Date of Award


Document Type



College of Nursing

Degree Name

Doctor of Nursing Practice (DNP)

Project Mentor

Therry Eparwa


Maura Caroll


Problem: Venous ulcer wounds are commonly managed in outpatient clinics by providers in conjunction with nurses; however, lack of wound care knowledge and evidenced-based wound care management among nurses make providing effective care challenging and difficult. Known as stasis ulcer, venous ulcer accounts for 80 percent of lower extremity ulcerations and its incidence increases with age and recurrence is quite common. These wounds can be challenging to treat, often taking at least four to six weeks to heal, and often requiring long-term therapeutics for optimal healing and reoccurrence prevention. Venous ulcer wounds are an important medical problem with substantial economic effects that can adversely impact patients’ quality of life and significantly increasing morbidity and financial burden. Intervention: Eligible primary care nurses viewed a venous ulcer wound care education video. The project focused on educating nurses on venous ulcer etiology and characteristics, wound care assessment, wound debridement and management, dressing selection and guidelines, and the critical principle of wound care. Measures: A pre- and posttest assessment measured any changes to knowledge and confidence in providing evidence-based venous ulcer wound care among primary care nurses. Data analysis was completed using a mean value, paired t-test, and ANOVA testing. Results & Conclusion: Overall, the mean value of all responses from the pre- to the posttest survey increased by 8.29%, indicating a positive impact of the intervention.

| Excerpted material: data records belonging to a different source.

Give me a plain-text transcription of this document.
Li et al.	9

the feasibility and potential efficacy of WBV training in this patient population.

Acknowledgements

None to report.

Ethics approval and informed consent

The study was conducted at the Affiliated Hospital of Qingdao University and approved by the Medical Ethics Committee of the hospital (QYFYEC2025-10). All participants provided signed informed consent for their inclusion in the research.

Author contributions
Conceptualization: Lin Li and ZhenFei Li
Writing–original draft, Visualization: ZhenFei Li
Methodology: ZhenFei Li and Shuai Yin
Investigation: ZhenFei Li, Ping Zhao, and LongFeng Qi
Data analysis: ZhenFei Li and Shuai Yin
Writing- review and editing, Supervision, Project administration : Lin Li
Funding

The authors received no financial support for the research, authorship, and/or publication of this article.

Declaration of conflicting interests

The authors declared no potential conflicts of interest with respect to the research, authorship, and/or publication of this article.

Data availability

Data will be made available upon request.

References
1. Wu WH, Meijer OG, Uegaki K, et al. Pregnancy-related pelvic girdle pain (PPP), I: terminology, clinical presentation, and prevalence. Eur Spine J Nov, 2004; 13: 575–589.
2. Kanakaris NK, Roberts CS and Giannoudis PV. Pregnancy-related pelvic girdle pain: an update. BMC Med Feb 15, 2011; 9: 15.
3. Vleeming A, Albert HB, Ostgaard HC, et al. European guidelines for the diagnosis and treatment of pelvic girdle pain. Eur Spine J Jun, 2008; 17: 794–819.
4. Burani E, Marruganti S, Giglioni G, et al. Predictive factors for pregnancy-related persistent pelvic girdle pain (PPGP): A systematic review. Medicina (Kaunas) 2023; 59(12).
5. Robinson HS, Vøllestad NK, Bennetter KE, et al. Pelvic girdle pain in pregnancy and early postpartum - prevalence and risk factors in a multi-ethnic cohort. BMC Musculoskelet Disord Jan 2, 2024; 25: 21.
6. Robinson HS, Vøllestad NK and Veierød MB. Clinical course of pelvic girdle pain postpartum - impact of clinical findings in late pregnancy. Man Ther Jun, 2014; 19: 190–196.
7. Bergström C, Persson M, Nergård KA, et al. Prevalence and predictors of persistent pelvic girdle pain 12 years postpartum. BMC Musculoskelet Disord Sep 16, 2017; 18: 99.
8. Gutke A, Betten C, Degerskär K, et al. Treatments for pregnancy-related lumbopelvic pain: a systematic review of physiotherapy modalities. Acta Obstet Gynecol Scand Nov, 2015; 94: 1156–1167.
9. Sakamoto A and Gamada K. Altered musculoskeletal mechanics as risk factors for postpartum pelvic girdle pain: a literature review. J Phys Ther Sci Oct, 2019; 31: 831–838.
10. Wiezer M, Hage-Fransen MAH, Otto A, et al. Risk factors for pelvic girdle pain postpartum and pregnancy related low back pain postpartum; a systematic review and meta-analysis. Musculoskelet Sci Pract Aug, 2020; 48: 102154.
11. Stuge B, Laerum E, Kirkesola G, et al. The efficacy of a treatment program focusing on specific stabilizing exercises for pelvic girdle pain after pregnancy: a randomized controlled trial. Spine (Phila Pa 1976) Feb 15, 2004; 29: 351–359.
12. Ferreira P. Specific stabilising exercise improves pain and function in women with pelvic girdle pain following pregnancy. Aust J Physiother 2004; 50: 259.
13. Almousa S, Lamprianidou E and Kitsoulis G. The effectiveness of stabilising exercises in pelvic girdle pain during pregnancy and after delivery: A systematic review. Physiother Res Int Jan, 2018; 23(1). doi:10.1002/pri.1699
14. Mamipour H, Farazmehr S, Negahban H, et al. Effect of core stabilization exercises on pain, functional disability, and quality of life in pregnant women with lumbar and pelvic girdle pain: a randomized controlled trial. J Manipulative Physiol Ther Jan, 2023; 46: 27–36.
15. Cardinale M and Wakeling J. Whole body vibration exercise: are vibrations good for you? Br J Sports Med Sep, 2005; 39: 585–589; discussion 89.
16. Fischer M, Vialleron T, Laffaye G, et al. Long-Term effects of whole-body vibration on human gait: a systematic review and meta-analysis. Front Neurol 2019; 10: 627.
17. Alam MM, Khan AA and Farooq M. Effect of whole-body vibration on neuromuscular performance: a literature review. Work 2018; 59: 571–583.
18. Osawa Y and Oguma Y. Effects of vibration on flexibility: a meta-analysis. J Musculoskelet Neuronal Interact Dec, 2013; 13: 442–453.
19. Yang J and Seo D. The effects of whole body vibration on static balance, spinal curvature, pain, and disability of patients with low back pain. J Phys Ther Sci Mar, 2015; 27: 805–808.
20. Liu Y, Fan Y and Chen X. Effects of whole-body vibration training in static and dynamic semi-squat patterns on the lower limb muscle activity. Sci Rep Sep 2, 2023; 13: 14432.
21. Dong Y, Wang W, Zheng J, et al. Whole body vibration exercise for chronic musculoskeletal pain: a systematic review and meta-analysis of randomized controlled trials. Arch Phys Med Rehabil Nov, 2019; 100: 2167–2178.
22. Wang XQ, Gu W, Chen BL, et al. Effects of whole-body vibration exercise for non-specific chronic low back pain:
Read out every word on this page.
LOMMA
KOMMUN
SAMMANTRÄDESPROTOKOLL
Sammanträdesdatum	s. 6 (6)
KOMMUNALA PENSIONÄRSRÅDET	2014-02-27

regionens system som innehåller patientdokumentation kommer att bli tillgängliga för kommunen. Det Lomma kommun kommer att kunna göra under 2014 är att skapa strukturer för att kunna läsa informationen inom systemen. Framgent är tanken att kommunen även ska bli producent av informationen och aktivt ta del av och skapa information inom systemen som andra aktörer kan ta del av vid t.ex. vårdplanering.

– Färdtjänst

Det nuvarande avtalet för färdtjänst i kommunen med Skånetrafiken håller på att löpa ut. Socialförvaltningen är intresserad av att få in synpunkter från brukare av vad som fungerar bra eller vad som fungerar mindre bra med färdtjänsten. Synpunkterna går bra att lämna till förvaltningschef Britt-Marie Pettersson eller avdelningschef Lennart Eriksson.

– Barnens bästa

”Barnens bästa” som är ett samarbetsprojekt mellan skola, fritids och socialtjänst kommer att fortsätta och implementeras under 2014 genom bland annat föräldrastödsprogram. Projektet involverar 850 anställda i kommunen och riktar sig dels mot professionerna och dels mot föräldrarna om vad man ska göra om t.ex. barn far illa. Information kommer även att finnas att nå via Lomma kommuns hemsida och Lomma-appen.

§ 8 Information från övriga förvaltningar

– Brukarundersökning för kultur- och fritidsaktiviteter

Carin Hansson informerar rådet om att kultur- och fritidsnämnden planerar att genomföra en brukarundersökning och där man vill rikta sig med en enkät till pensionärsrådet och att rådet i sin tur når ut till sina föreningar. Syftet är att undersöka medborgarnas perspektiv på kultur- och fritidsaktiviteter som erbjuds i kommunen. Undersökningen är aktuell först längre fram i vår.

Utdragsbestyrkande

Primary care nurse confidence in venous ulcer management had a paired t-test P-value of 0.0431. ANOVA tests were run to measure the correlation between years of nursing experience and average confidence level in providing venous ulcer wound care. The pretest analysis showed a statistically significant correlation between experience and confidence. However, this phenomenon disappeared upon analysis of posttest data. These results indicate that the education intervention was effective in increasing their overall confidence in providing venous ulcer wound care management, especially for nurses with fewer years of experience.